Walk With Bob, 2011, cel-vinyl acrylic on canvas, 48 x 36 in.
Gomorrah, 2011, cel-vinyl acrylic on panel, 48 x 48 in.
Myth Transfer: Beast, 2008, cel-vinyl acrylic on wood panel, 20 x 16 in.
No God But God, 2008, cel-vinyl acrylic on wood panel, 36 x 36 in.
The Deep, 2010, cel-vinyl acrylic on wooden panel, 24 x 30 in.
Cyclops Armory, 2010, cel-vinyl acrylic on wood panel, 20 x 16 in.
The Golden Chord of Time, 2009, cel-vinyl acrylic on wood panel, 24 x 18 in.
Doom Loop #6, 2008, cel-vinyl acrylic on wood panel, 27 x 18 in.
About The Artist
Tim Biskup (b. Santa Monica, CA. 1967- ) was born and raised in Southern California where he lives and works to this day.
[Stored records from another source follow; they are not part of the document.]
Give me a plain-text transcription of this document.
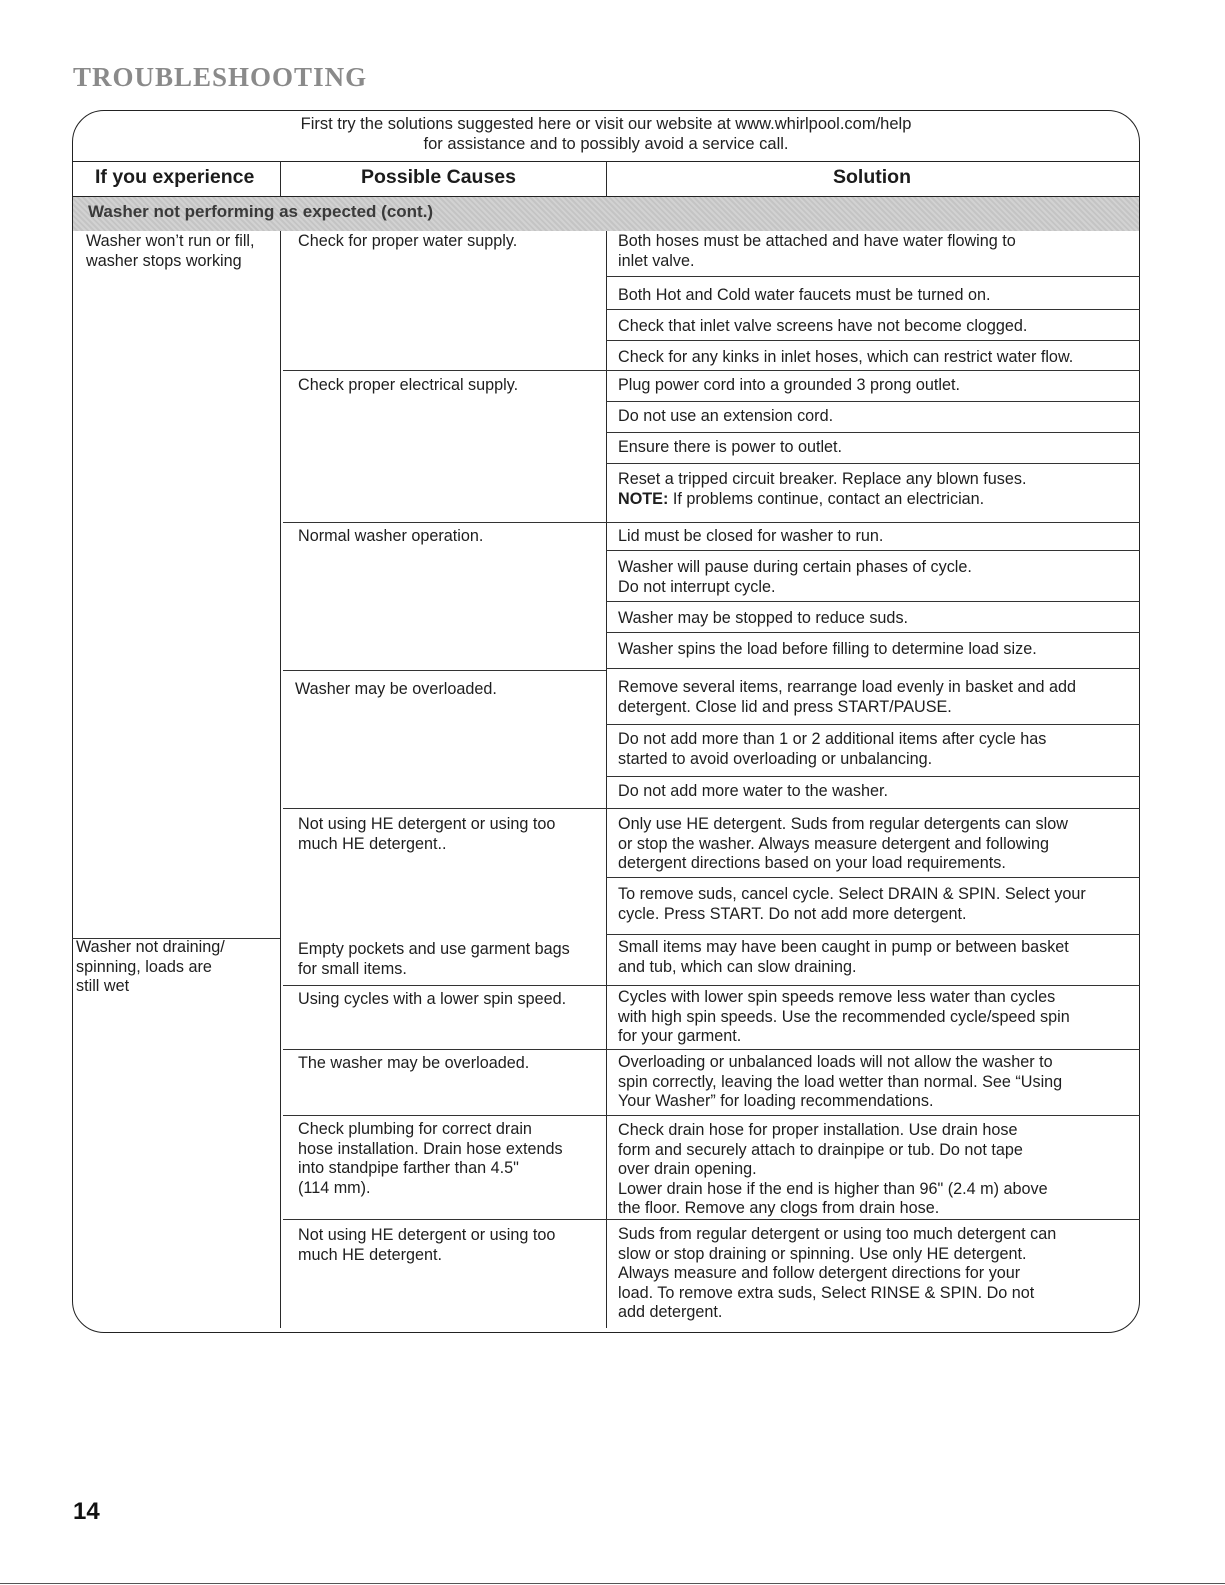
TROUBLESHOOTING
First try the solutions suggested here or visit our website at www.whirlpool.com/help
for assistance and to possibly avoid a service call.
If you experience	Possible Causes	Solution
Washer not performing as expected (cont.)
Washer won’t run or fill,
washer stops working
Washer not draining/
spinning, loads are
still wet
Check for proper water supply.
Check proper electrical supply.
Normal washer operation.
Washer may be overloaded.
Not using HE detergent or using too
much HE detergent..
Empty pockets and use garment bags
for small items.
Using cycles with a lower spin speed.
The washer may be overloaded.
Check plumbing for correct drain
hose installation. Drain hose extends
into standpipe farther than 4.5"
(114 mm).
Not using HE detergent or using too
much HE detergent.
Both hoses must be attached and have water flowing to
inlet valve.
Both Hot and Cold water faucets must be turned on.
Check that inlet valve screens have not become clogged.
Check for any kinks in inlet hoses, which can restrict water flow.
Plug power cord into a grounded 3 prong outlet.
Do not use an extension cord.
Ensure there is power to outlet.
Reset a tripped circuit breaker. Replace any blown fuses.
NOTE: If problems continue, contact an electrician.
Lid must be closed for washer to run.
Washer will pause during certain phases of cycle.
Do not interrupt cycle.
Washer may be stopped to reduce suds.
Washer spins the load before filling to determine load size.
Remove several items, rearrange load evenly in basket and add
detergent. Close lid and press START/PAUSE.
Do not add more than 1 or 2 additional items after cycle has
started to avoid overloading or unbalancing.
Do not add more water to the washer.
Only use HE detergent. Suds from regular detergents can slow
or stop the washer. Always measure detergent and following
detergent directions based on your load requirements.
To remove suds, cancel cycle. Select DRAIN & SPIN. Select your
cycle. Press START. Do not add more detergent.
Small items may have been caught in pump or between basket
and tub, which can slow draining.
Cycles with lower spin speeds remove less water than cycles
with high spin speeds. Use the recommended cycle/speed spin
for your garment.
Overloading or unbalanced loads will not allow the washer to
spin correctly, leaving the load wetter than normal. See “Using
Your Washer” for loading recommendations.
Check drain hose for proper installation. Use drain hose
form and securely attach to drainpipe or tub. Do not tape
over drain opening.
Lower drain hose if the end is higher than 96" (2.4 m) above
the floor. Remove any clogs from drain hose.
Suds from regular detergent or using too much detergent can
slow or stop draining or spinning. Use only HE detergent.
Always measure and follow detergent directions for your
load. To remove extra suds, Select RINSE & SPIN. Do not
add detergent.
14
From his early years going to punk rock shows and Disneyland in equal parts he was more concerned with his own aesthetic vision than with fitting in. His rejection of a traditional art education (He left Otis in 1988 after two tumultuous years) is further evidence of his commitment to his unique path. He pursued his technical training through years of work in the illustration, animation and graphic design industries. When he finally reached out into the fine art world, it was not through any gallery, but by creating his own series of live art auctions (The Burning Brush Art Auctions, 1999-2002), a novel move that launched not only his own career as a fine artist, but the careers of several other previously unknown painters. What has followed are a string of sold-out (and nearly sold-out) gallery exhibitions and inclusion in several high-profile museum shows throughout the world. Long recognized for his complex color and design theories and a decidedly populist aesthetic, Biskup has amassed a cadre of loyal fans and collectors, propelled further by his steady output of limited edition prints, vinyl figures, books, records and other objects. With recent forays into the writing of theoretical text, and performance art he seems determined to remind his audience that he has a lot on his mind. His theories and actions are at times light-hearted and even funny, but can tend toward nihilism, anarchy and revolutionary idealism, matching the visual intensity of his paintings, sculptures and prints.